2. Students will see how important it is to set-up a town in which is near by everything that is essential to survive.
3. Students will rationalize what the most important things needed to start an island.
Time Frame: 3 hours
Materials: Shoe Box
Paint
Construction Paper
Pen or Pencil
Paper
Any other art supplies you have.
1. The students will each get one shoe box to begin the project with.
2. The students will then receive the list of instructions as to what should be in their diorama. (See separate sheet)
3. Using anything they can find, the students have to build a functioning ecosystem.
4. Each student will write out what things and people they brought with them and why.
5. Each person will show their ecosystem in front of the class, rationalizing why it would work.
EXTENSION: This assignment could be altered to fit over many days. The students could have to build everything exactly how they wanted it and how it would look. The students could also write a story about how the ship landed there and how well the new ctiy did. (i.e.. Swiss Family Robinson)
ASSESSMENT: Students will be graded based on Diorama, the Presentation rubric and Ecosystem rubric. Success will be based on no more then one 2.
Activity #5 - Lava Flow
Objectives:
1. Students will get a first hand look at how destructive volcanoes are.
2. The students will see how long it takes for lava to travel across an island.
Time Frame: 30 Minutes
Materials: Lava Facts page
Jell-O
Tea kettle
Thirty aluminum pie tins
Newspaper
Journal
Pen
Water
1. Using the Lava Facts page, the students will learn how lava travels and how at what speed it does.
2. The students will try out the flow of lava by pouring have chilled jell-o on their dioramas.
3. Each student will report back to the teacher on how long it took for the lava to flow onto the diorama.
4. Students will figure out the average time it took to destroy their own ecosystem.

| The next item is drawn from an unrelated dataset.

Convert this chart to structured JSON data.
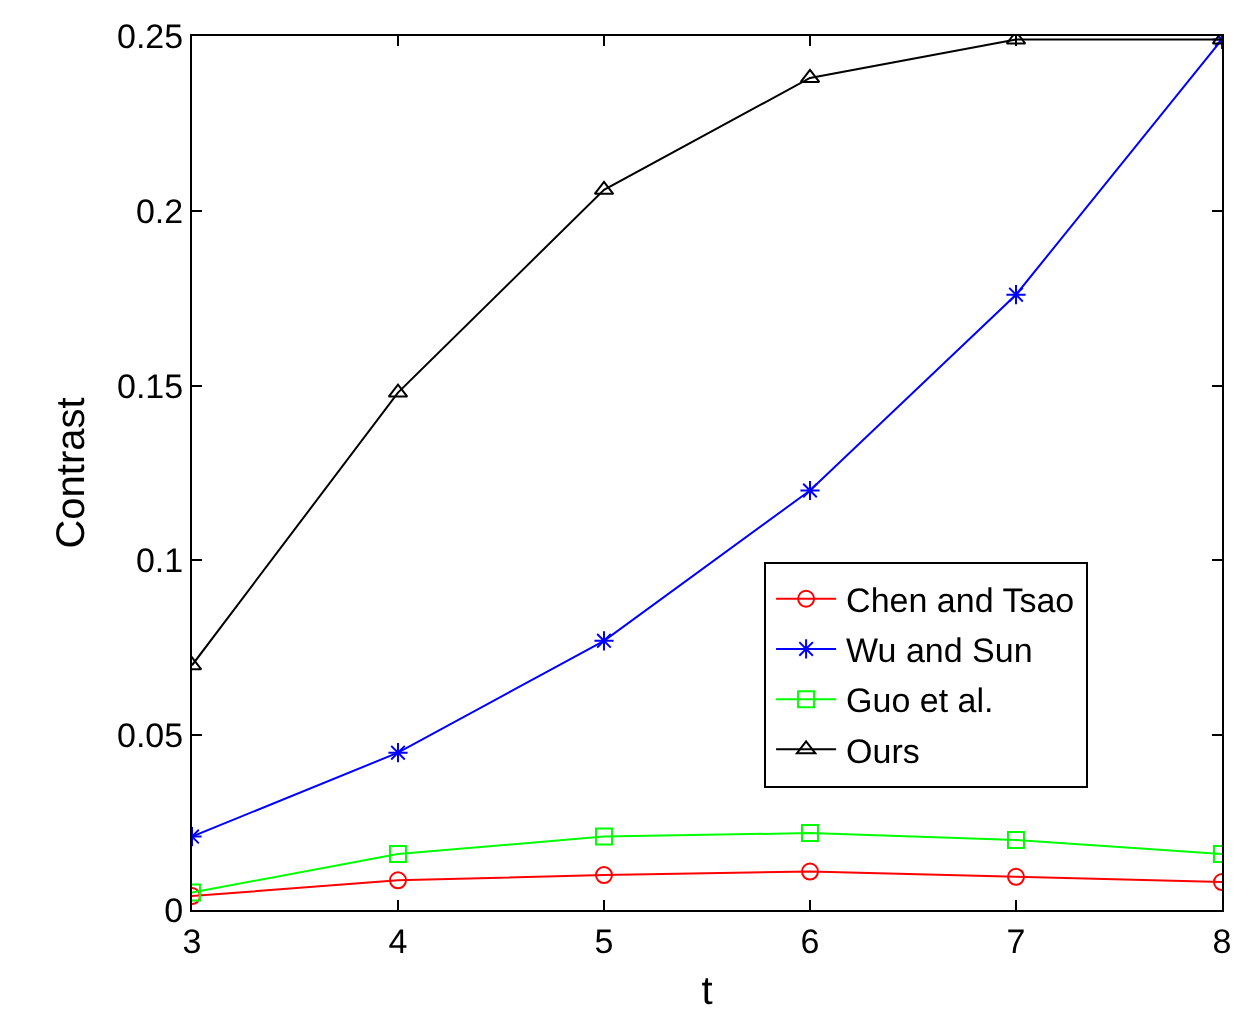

5. The students will write in their journals on what is was like to see their own island destroyed. The students will also answer the question "What would be the hardest material thing to see destroyed by a volcano?"
EXTENSIONS:
1. In the Jell-O, you can mix a variety of different solids to represent the that come out of the volcano.
2. The teacher may also want to use flour to show how ash covers the land as well.
ASSESSMENT: Students will be graded using the participation rubric. Success will be nothing less than a two on anything.
Resources for this Lesson
Encyclopedia America Danbury, Con: Grolier Inc., 1995.
Goulka, James E. and Sufra, Jacob E. The New Encyclopedia Brittanica. Chicago: Encyclopedia Brittanica Inc., 1997.
The World Book Encyclopedia. Chicago: World Book Inc., 1992.